Zechariah 8:5 says that “the streets of the city shall be full of boys and girls playing.” This seems to have been true of all human cultures. We were that band of children forming our own body politik with customs and powers and beliefs and ever evolving oral mythologies. In the fauna and flora of those woods, peppered with puffy fungus and moss and composted leaves we began to explore the nature of who we were before we became builders and generals and teachers and scientists.
Neil Postman wrote in 1982. “A children’s game, as we used to think of it, requires no instructors or umpires or spectators; it uses whatever space and equipment are at hand; it is played for no other reason than pleasure. . . . Kick the Can, Red Rover, Blindman’s Buff…even Hide-and-Seek, which was played in Athens more than two thousand years ago, has now almost completely disappeared from the repertoire of self-organized children’s amusements. Children’s games, in a phrase, are an endangered species.”
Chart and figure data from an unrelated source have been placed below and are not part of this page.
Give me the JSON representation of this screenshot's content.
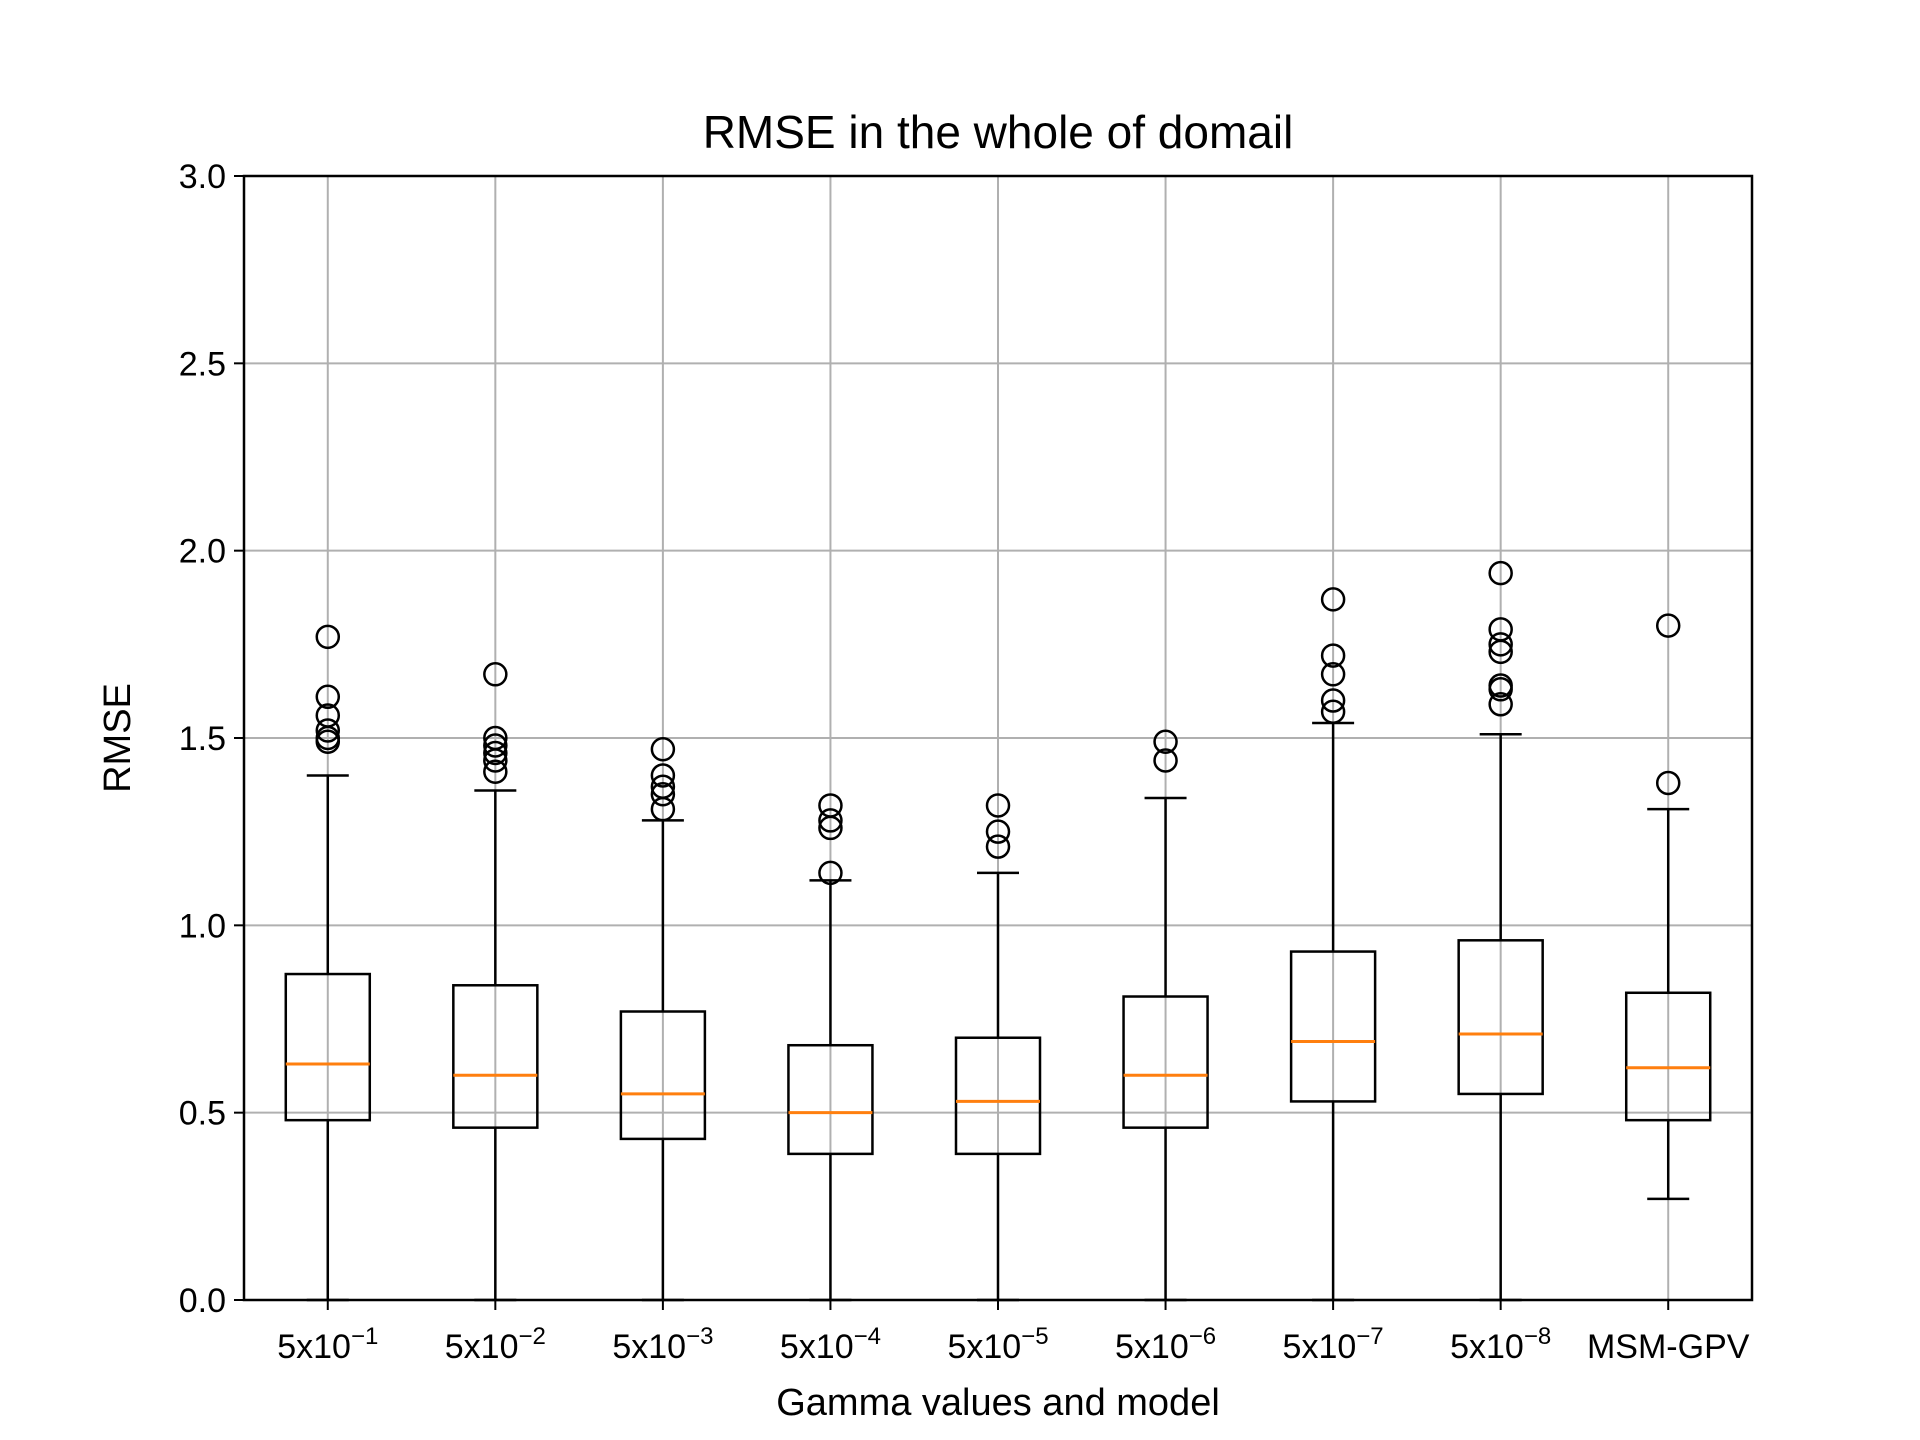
{
  "chart_data": {
    "type": "box",
    "title": "RMSE in the whole of domail",
    "xlabel": "Gamma values and model",
    "ylabel": "RMSE",
    "ylim": [
      0,
      3.0
    ],
    "yticks": [
      {
        "value": 0.0,
        "label": "0.0"
      },
      {
        "value": 0.5,
        "label": "0.5"
      },
      {
        "value": 1.0,
        "label": "1.0"
      },
      {
        "value": 1.5,
        "label": "1.5"
      },
      {
        "value": 2.0,
        "label": "2.0"
      },
      {
        "value": 2.5,
        "label": "2.5"
      },
      {
        "value": 3.0,
        "label": "3.0"
      }
    ],
    "grid": true,
    "colors": {
      "box": "#000000",
      "median": "#ff7f0e",
      "grid": "#b0b0b0"
    },
    "categories": [
      {
        "base": "5x10",
        "exp": "−1",
        "whislo": 0.0,
        "q1": 0.48,
        "med": 0.63,
        "q3": 0.87,
        "whishi": 1.4,
        "fliers": [
          1.49,
          1.5,
          1.52,
          1.56,
          1.61,
          1.77
        ]
      },
      {
        "base": "5x10",
        "exp": "−2",
        "whislo": 0.0,
        "q1": 0.46,
        "med": 0.6,
        "q3": 0.84,
        "whishi": 1.36,
        "fliers": [
          1.41,
          1.44,
          1.46,
          1.48,
          1.5,
          1.67
        ]
      },
      {
        "base": "5x10",
        "exp": "−3",
        "whislo": 0.0,
        "q1": 0.43,
        "med": 0.55,
        "q3": 0.77,
        "whishi": 1.28,
        "fliers": [
          1.31,
          1.35,
          1.37,
          1.4,
          1.47
        ]
      },
      {
        "base": "5x10",
        "exp": "−4",
        "whislo": 0.0,
        "q1": 0.39,
        "med": 0.5,
        "q3": 0.68,
        "whishi": 1.12,
        "fliers": [
          1.14,
          1.26,
          1.28,
          1.32
        ]
      },
      {
        "base": "5x10",
        "exp": "−5",
        "whislo": 0.0,
        "q1": 0.39,
        "med": 0.53,
        "q3": 0.7,
        "whishi": 1.14,
        "fliers": [
          1.21,
          1.25,
          1.32
        ]
      },
      {
        "base": "5x10",
        "exp": "−6",
        "whislo": 0.0,
        "q1": 0.46,
        "med": 0.6,
        "q3": 0.81,
        "whishi": 1.34,
        "fliers": [
          1.44,
          1.49
        ]
      },
      {
        "base": "5x10",
        "exp": "−7",
        "whislo": 0.0,
        "q1": 0.53,
        "med": 0.69,
        "q3": 0.93,
        "whishi": 1.54,
        "fliers": [
          1.57,
          1.6,
          1.67,
          1.72,
          1.87
        ]
      },
      {
        "base": "5x10",
        "exp": "−8",
        "whislo": 0.0,
        "q1": 0.55,
        "med": 0.71,
        "q3": 0.96,
        "whishi": 1.51,
        "fliers": [
          1.59,
          1.63,
          1.64,
          1.73,
          1.75,
          1.79,
          1.94
        ]
      },
      {
        "base": "MSM-GPV",
        "exp": "",
        "whislo": 0.27,
        "q1": 0.48,
        "med": 0.62,
        "q3": 0.82,
        "whishi": 1.31,
        "fliers": [
          1.38,
          1.8
        ]
      }
    ]
  }
}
Brian Kaller again, “The decline began a few generations ago, when television steamrolled over children’s cultural traditions, and that screen has now multiplied into a billion hand-held ones. When children everywhere carry all the world’s pornography in their pocket, as well as electronic games psychologically designed to addict people as powerfully as heroin, few future leaders will organize their mates, and few budding scientists will turn over any logs. Moreover, children today grow up under effective house arrest, as local ordinances, paranoid neighbors and police conspire to prohibit children from venturing far outside. They grow up learning no lessons, organizing no peers, and exploring no territory, unless it be shifting electrons around a screen, and the screen becomes their world. This unnatural state takes all the power of modern society to maintain, and it does not have to be inevitable or permanent; even now some parents keep their children unplugged and gather with other parents who do the same. If they don’t live near the country themselves, they might visit family who do. They teach small children some games from old books, and let the children take it from there. How this guerrilla action proceeds will depend on the situation, but it needs to be done. Otherwise, today’s children will live in a country filled with the most dependent and least self-sufficient humans who ever lived, polarized and paralyzed by their screens, and facing a difficult future. We will need a new generation of people who can strategize, negotiate, and work together again, and to do that we need children to experience childhood once more.”